Centre médical Berger, Québec. Architecte : Jean-Marie Roy, 1963-1965. Photo : Laurent Goulard.

Centre médical Berger, Québec. Architecte : Jean-Marie Roy, 1963-1965.
Photo Laurent Goulard

 

Cette exploitation de la couleur par les architectes de la modernité a cependant été de courte durée et peu de bâtiments aux couleurs vives ont ensuite pris place dans nos villes québécoises, à part peut-être quelques immeubles où le caractère plus ludique de la fonction peut s’affirmer par la couleur. C’est le cas de certains centres de la petite enfance ou d’écoles primaires qui sont parfois plus colorés que la moyenne. Certains bâtiments à vocation culturelle, tels des salles de spectacles ou des musées, ainsi que des immeubles commerciaux s’éclatent également un peu plus à cet égard. Mais règle générale, notre architecture reste plutôt monochrome et sage en matière de coloration.

Des architectes qui affichent leur couleur
Dans la dernière décennie, certains architectes québécois ont un peu fait de la couleur leur marque de commerce. Je pense notamment aux architectes Saïa Barbarese Topouzanov de Montréal qui ont fait preuve d’originalité dans plusieurs projets où la couleur prend une grande place.
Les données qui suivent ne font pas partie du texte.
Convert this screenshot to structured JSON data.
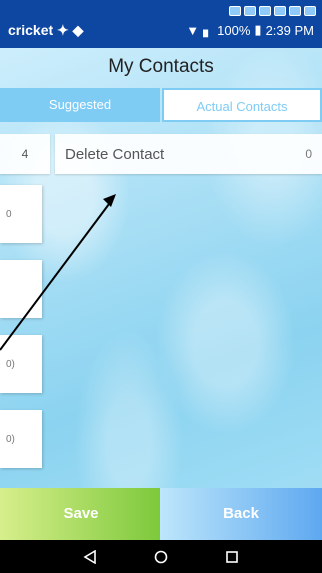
{
  "status": {
    "carrier": "cricket",
    "battery": "100%",
    "time": "2:39 PM"
  },
  "header": {
    "title": "My Contacts"
  },
  "tabs": {
    "suggested": "Suggested",
    "actual": "Actual Contacts"
  },
  "row": {
    "index": "4",
    "label": "Delete Contact",
    "count": "0"
  },
  "side_cards": [
    "0",
    "",
    "0)",
    "0)"
  ],
  "buttons": {
    "save": "Save",
    "back": "Back"
  },
  "colors": {
    "status_bar": "#0d47a1",
    "tab_accent": "#7ecbf4",
    "save_green": "#7cc83a",
    "back_blue": "#5ea8f0"
  },
  "icons": {
    "nav": [
      "back-triangle-icon",
      "home-circle-icon",
      "recents-square-icon"
    ]
  }
}
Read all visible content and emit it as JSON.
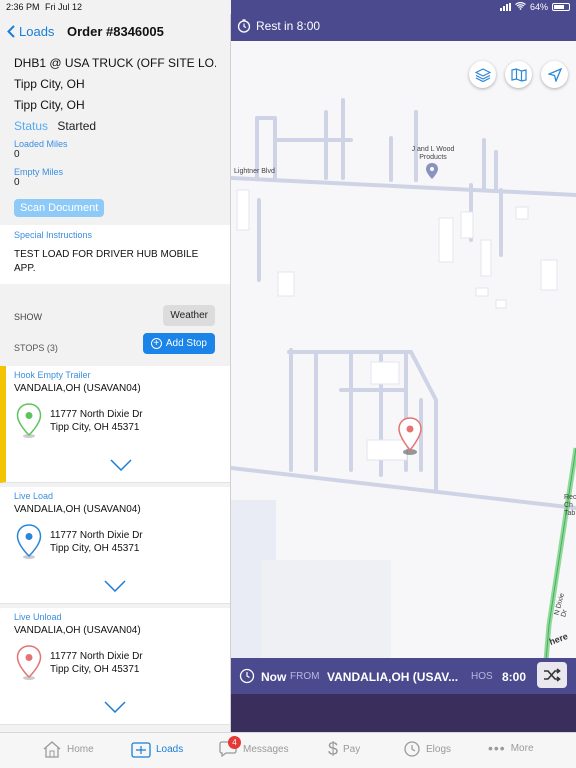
{
  "status_bar": {
    "time": "2:36 PM",
    "date": "Fri Jul 12",
    "battery": "64%",
    "battery_level": 0.64
  },
  "nav": {
    "back_label": "Loads",
    "title": "Order #8346005"
  },
  "order": {
    "name": "DHB1 @ USA TRUCK (OFF SITE LO...",
    "origin_city": "Tipp City, OH",
    "destination_city": "Tipp City, OH",
    "status_label": "Status",
    "status_value": "Started",
    "loaded_miles_label": "Loaded Miles",
    "loaded_miles": "0",
    "empty_miles_label": "Empty Miles",
    "empty_miles": "0",
    "scan_button": "Scan Document"
  },
  "instructions": {
    "label": "Special Instructions",
    "text": "TEST LOAD FOR DRIVER HUB MOBILE APP."
  },
  "show": {
    "label": "SHOW",
    "weather_button": "Weather"
  },
  "stops_header": {
    "label": "STOPS (3)",
    "add_button": "Add Stop"
  },
  "stops": [
    {
      "type": "Hook Empty Trailer",
      "location": "VANDALIA,OH (USAVAN04)",
      "address1": "11777 North  Dixie Dr",
      "address2": "Tipp City, OH 45371",
      "pin_color": "#5cc45a"
    },
    {
      "type": "Live Load",
      "location": "VANDALIA,OH (USAVAN04)",
      "address1": "11777 North  Dixie Dr",
      "address2": "Tipp City, OH 45371",
      "pin_color": "#2a86d8"
    },
    {
      "type": "Live Unload",
      "location": "VANDALIA,OH (USAVAN04)",
      "address1": "11777 North  Dixie Dr",
      "address2": "Tipp City, OH 45371",
      "pin_color": "#e57373"
    }
  ],
  "map": {
    "rest_label": "Rest in 8:00",
    "poi": "J and L Wood Products",
    "road_lightner": "Lightner Blvd",
    "road_dixie": "N Dixie Dr",
    "poi_right": "Rec Ch Tab",
    "watermark": "here",
    "buttons": [
      "layers-icon",
      "map-icon",
      "navigation-icon"
    ]
  },
  "trip_bar": {
    "now": "Now",
    "from": "FROM",
    "destination": "VANDALIA,OH (USAV...",
    "hos_label": "HOS",
    "hos_value": "8:00"
  },
  "tabs": [
    {
      "label": "Home",
      "icon": "home-icon"
    },
    {
      "label": "Loads",
      "icon": "loads-icon",
      "active": true
    },
    {
      "label": "Messages",
      "icon": "messages-icon",
      "badge": "4"
    },
    {
      "label": "Pay",
      "icon": "dollar-icon"
    },
    {
      "label": "Elogs",
      "icon": "elogs-icon"
    },
    {
      "label": "More",
      "icon": "more-icon"
    }
  ],
  "colors": {
    "accent": "#1a7ed8",
    "header_purple": "#4b4a8f",
    "active_stop": "#f5c400"
  }
}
Nous n’avons qu’à penser à la grande verrière multicolore du Palais des congrès de Montréal ou au pavillon Lassonde de l’Université de Montréal (intérieur surtout). Les agences Atelier Big City et Sid Lee Architecture, aussi de Montréal, sont également parmi celles qui osent le plus du côté de la couleur, autant dans leurs projets résidentiels que commerciaux et culturels.

CentreCongresMtl

Le Palais des congrès de Montréal. Architectes : Saïa Barbarese Topouzanov, 2003.

 

Bien sûr, lorsqu’il est question de couleurs en architecture, cela fait rarement l’unanimité. Certains aiment et crient au génie tandis que d’autres détestent et préfèrent plus de sobriété. Il faut toutefois convenir que cela prend une certaine audace pour appliquer des couleurs vives sur des édifices qui deviennent ainsi clairement distinctifs et originaux. L’idée ici n’est pas de vous inciter à peindre votre maison mauve ou vert olive, mais plutôt de garder l’esprit ouvert devant des œuvres architecturales colorées ou bigarrées qui rafraîchissent et égaient un peu nos paysages urbains.